Obese Clinical Trial
Official title:
The Effects of Obesity on Non Surgical Periodontal Therapy
The investigators' earlier study reported a high prevalence of chronic periodontitis among obese Malaysian adult population. Non-surgical periodontal therapy (NSPT) has been shown to effectively reduce microbial load and contributes to reduction in periodontal parameters and inflammatory burden up to 6 months post-therapy. This study will cast light on the effects of obesity on chronic periodontitis (CP) patients following NSPT. The objectives of the study were to quantify and to compare the periodontal pathogens, serum and salivary interleukins in obese and non obese with CP following NSPT.
Obesity is a health concern, associated with complex diseases such as diabetes, hypertension
as well as chronic periodontitis. The prevalence is estimated as 24% worldwide, 3% for South
East Asia, and 27.2% for Malaysia. Prevalence of CP is increasing, with 10-15% reported in
various adult populations and estimated 5-20% categorised as severe CP. In Malaysia, the
prevalence of severe CP is estimated as 18%.
The first paper on the relationship between obesity and periodontal disease reported that
obese-hypertensive rats are more likely to have periodontal tissue deterioration than normal
rats. Subsequent study reported an induction of expression of Tumour Necrosis Factor (TNF)
-a gene in obese mice and thus proposed TNF-α represents a key mediator of obesity-linked
insulin resistance. This was strongly supported by an extension study on human adipose
tissue. A model was proposed linking inflammation to obesity, diabetes, and periodontal
infection in 2005. Subsequent studies found association between obesity and increased risk
for CP in the United States, Japanese and Jordanian adult populations.
Adipose tissue produces a number of adipokines linked to inflammation, including
adiponectin, interleukin (IL)-1β, IL-6, TNF-α, Monocyte Chemoattractant Protein (MCP)-1 and
Macrophages Migrant Inhibitory Factor (MIF). Increased in circulating levels of
pro-inflammatory cytokines such as TNF-α and IL-6 are strongly correlated with obesity,
insulin resistance, hyperglycemia and diabetes mellitus. These cytokines also stimulate the
synthesis of C-reactive protein (CRP) and fibrinogen by liver, as CRP is known for its role
in inflammation, atherosclerosis and insulin resistance. In addition, these cytokines are
also secreted from adipose tissues are involved in the pathophysiology of both obesity and
periodontitis. Obese individuals have higher levels of circulating TNF-α and IL-6 when
compared to normal weight individuals. This may increase the risk of destructive periodontal
diseases development. Interestingly, studies on the immune response to periodontal pathogens
showed that TNF-α enhanced the immune response to these pathogens.

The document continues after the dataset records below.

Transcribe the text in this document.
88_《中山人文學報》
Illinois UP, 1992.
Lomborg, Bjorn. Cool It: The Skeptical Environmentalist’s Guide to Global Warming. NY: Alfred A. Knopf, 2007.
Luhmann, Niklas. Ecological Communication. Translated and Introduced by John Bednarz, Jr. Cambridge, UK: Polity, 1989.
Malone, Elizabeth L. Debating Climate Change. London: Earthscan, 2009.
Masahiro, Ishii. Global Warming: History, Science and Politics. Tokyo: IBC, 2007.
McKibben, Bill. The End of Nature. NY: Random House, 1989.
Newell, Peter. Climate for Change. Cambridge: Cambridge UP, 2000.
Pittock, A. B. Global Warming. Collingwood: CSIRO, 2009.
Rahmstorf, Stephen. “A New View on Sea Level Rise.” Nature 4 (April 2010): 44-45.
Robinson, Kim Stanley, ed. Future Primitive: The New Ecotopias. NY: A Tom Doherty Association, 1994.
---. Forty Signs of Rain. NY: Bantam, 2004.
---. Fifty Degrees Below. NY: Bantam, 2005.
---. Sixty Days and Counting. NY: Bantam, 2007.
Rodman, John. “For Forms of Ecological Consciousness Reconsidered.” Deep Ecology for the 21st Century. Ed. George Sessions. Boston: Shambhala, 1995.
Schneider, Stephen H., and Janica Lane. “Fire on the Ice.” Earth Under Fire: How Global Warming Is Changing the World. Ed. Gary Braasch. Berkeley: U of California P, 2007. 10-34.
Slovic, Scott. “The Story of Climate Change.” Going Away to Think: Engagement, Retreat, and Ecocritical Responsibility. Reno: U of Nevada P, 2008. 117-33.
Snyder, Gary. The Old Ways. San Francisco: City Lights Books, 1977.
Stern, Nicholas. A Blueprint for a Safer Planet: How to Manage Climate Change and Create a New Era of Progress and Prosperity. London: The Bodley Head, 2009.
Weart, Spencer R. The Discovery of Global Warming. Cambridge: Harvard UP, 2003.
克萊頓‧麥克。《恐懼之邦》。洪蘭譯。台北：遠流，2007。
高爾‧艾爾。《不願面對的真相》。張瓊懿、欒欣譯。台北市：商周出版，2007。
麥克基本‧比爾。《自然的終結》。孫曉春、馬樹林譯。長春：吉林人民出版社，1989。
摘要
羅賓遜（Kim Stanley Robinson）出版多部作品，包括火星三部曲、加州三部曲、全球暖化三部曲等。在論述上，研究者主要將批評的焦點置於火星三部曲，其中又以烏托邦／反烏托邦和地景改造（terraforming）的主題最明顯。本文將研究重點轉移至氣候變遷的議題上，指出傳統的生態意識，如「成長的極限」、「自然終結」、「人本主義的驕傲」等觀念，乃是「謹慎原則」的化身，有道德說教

Periodontal health is accomplished through non-surgical periodontal therapy (NSPT), which
includes oral hygiene education (OHE) and scaling and root planing (SRP). NSPT has been
reported to effectively reduce microbial load and contributes to reduction in periodontal
parameters and inflammatory burden up to 6 months post-therapy. In a general population,
NSPT has been shown to induce a shift from a pre-dominant gram-negative to a gram-positive
subgingival microbiota. The total bacteria count and positives sites of Porphyromonas
gingivalis (P gingivalis) and Tannerella forsythia (T forsythia) were significant decreased
in treated group compared to control groups. In addition, SRP has markedly reduced these
periodontal pathogens: Porphyromonas gingivalis, Tannerella forsythia as well as Prevotella
intermedia 24 months post NSPT.
Molecular mechanisms between inflammatory cytokines and CP are unclear and warrant further
studies to determine whether pro-inflammatory cytokines is the pathogenic factor linking
obesity to periodontal infections. To date, there are not many studies that examine the
changes in periodontal pathogen, salivary and serum interleukins levels in obese patients
with CP following NSPT. Further prospective studies are needed to address this issue and to
determine stronger evidence on the association between obesity, periodontal diseases and
potential mediating factors following NSPT.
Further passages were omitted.